Can you use ANOVA for two means?
A one way ANOVA is used to compare two means from two independent (unrelated) groups using the F-distribution. Therefore, a significant result means that the two means are unequal.
Can ANOVA be used to test for the difference between two means?
ANOVA tests fro differences between means for 2 or more groups. ANOVA test for variation between the means and within each mean. That is, ANOVA uses a different calculation. Its value is in looking at variation between and within the means.
What is a limitation of ANOVA?
What are some limitations to consider? One-way ANOVA can only be used when investigating a single factor and a single dependent variable. When comparing the means of three or more groups, it can tell us if at least one pair of means is significantly different, but it can’t tell us which pair.

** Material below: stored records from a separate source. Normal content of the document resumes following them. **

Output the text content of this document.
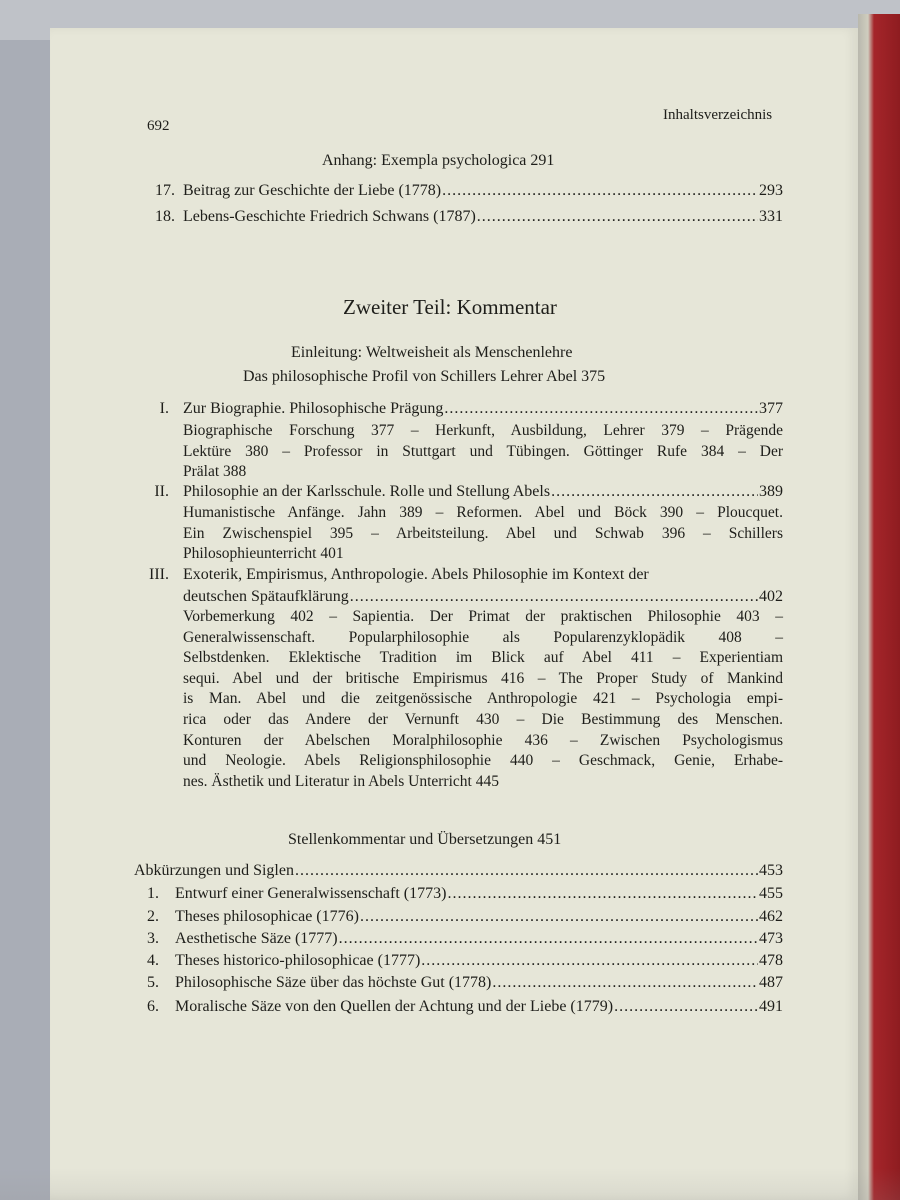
692
Inhaltsverzeichnis
Anhang: Exempla psychologica 291
17. Beitrag zur Geschichte der Liebe (1778) .....	293
18. Lebens-Geschichte Friedrich Schwans (1787) .....	331
Zweiter Teil: Kommentar
Einleitung: Weltweisheit als Menschenlehre
Das philosophische Profil von Schillers Lehrer Abel 375
I. Zur Biographie. Philosophische Prägung .....	377
Biographische Forschung 377 – Herkunft, Ausbildung, Lehrer 379 – Prägende
Lektüre 380 – Professor in Stuttgart und Tübingen. Göttinger Rufe 384 – Der
Prälat 388
II. Philosophie an der Karlsschule. Rolle und Stellung Abels .....	389
Humanistische Anfänge. Jahn 389 – Reformen. Abel und Böck 390 – Ploucquet.
Ein Zwischenspiel 395 – Arbeitsteilung. Abel und Schwab 396 – Schillers
Philosophieunterricht 401
III. Exoterik, Empirismus, Anthropologie. Abels Philosophie im Kontext der
deutschen Spätaufklärung .....	402
Vorbemerkung 402 – Sapientia. Der Primat der praktischen Philosophie 403 –
Generalwissenschaft. Popularphilosophie als Popularenzyklopädik 408 –
Selbstdenken. Eklektische Tradition im Blick auf Abel 411 – Experientiam
sequi. Abel und der britische Empirismus 416 – The Proper Study of Mankind
is Man. Abel und die zeitgenössische Anthropologie 421 – Psychologia empi-
rica oder das Andere der Vernunft 430 – Die Bestimmung des Menschen.
Konturen der Abelschen Moralphilosophie 436 – Zwischen Psychologismus
und Neologie. Abels Religionsphilosophie 440 – Geschmack, Genie, Erhabe-
nes. Ästhetik und Literatur in Abels Unterricht 445
Stellenkommentar und Übersetzungen 451
Abkürzungen und Siglen .....	453
1. Entwurf einer Generalwissenschaft (1773) .....	455
2. Theses philosophicae (1776) .....	462
3. Aesthetische Säze (1777) .....	473
4. Theses historico-philosophicae (1777) .....	478
5. Philosophische Säze über das höchste Gut (1778) .....	487
6. Moralische Säze von den Quellen der Achtung und der Liebe (1779) .....	491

What do you need to know about one way ANOVA?
A one-way ANOVA (“analysis of variance”) compares the means of three or more independent groups to determine if there is a statistically significant difference between the corresponding population means. The motivation for performing a one-way ANOVA. The assumptions that should be met to perform a one-way ANOVA.
Can a one way ANOVA tolerate a violation?
This means that it tolerates violations to its normality assumption rather well. As regards the normality of group data, the one-way ANOVA can tolerate data that is non-normal (skewed or kurtotic distributions) with only a small effect on the Type I error rate.
Is it possible to reject the null hypothesis in one way ANOVA?
If one-way ANOVA reports a P value of <0.05, you reject the null hypothesis that all the data come from populations with the same mean. In this case, it seems to make sense that at least one of the multiple comparisons tests will find a significant difference between pairs of means. But this is not necessarily true.
Are there any one way ANOVA tutorials for SPSS?
SPSS Tutorials: One-Way ANOVA. One-Way ANOVA The One-Way ANOVA (“analysis of variance”) compares the means of two or more independent groups in order to determine whether there is statistical evidence that the associated population means are significantly different.